Response compression
HTTP response compression (gzip/Brotli) reduces network transfer at the cost of CPU. Spring Boot's embedded Tomcat compresses responses when configured:
server:
compression:
enabled: true
mime-types: application/json, application/xml, text/html, text/plain
min-response-size: 2048 # only compress responses larger than 2KB
Compression is worth enabling for JSON API responses over 2KB — JSON compresses well (60–80% size reduction typical). For small responses (< 1KB), compression overhead exceeds the network savings. The min-response-size threshold handles this automatically.
CPU cost of gzip: roughly 1–3ms per response for a 10KB JSON payload on modern hardware. For a service handling 10,000 requests per second, this is 10,000–30,000ms of CPU per second — meaningful at scale. Profile whether compression is CPU-bound at your traffic levels before enabling it.
HTTP/2 and connection multiplexing
HTTP/2 is worth enabling for APIs consumed by browsers or clients that make multiple concurrent requests to the same host. Multiplexing multiple requests over a single TCP connection reduces connection establishment overhead:
server:
http2:
enabled: true
For most backend-to-backend API calls, HTTP/2's benefit is minimal — the client typically makes sequential requests or maintains a persistent connection pool anyway. For public APIs consumed by many different clients, HTTP/2 reduces connection overhead significantly.
What's actually worth optimizing
The filter chain, argument resolution, and serialization together typically add 1–5ms to requests where the database takes 20–100ms. Optimizing them saves a small percentage of total latency.
The cases where these layers dominate:
- Endpoints that return cached data (database time is near zero — framework overhead is all that's left)
- Validation-heavy endpoints where the request body is large and complex
- High-frequency lightweight operations (heartbeat endpoints, metrics endpoints, health checks)

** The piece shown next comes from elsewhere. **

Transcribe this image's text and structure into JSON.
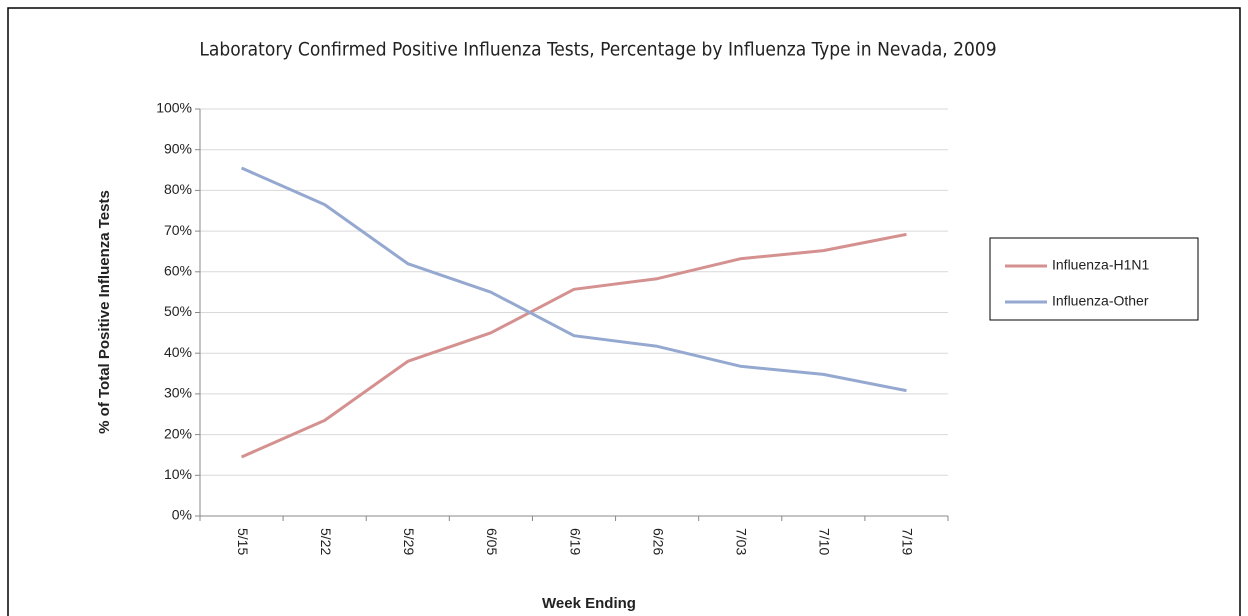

For these cases, the optimizations above — stateless session policy, streaming for large bodies, response compression, HTTP/2 — are worth applying. For endpoints that are database-bound, the same effort applied to query optimization returns more.
The measurement that tells you where to invest: compare http.server.requests duration (DispatcherServlet to response) against total request duration in your load balancer or APM. A large gap indicates filter chain overhead worth investigating. A small gap confirms that the framework layers are not the bottleneck.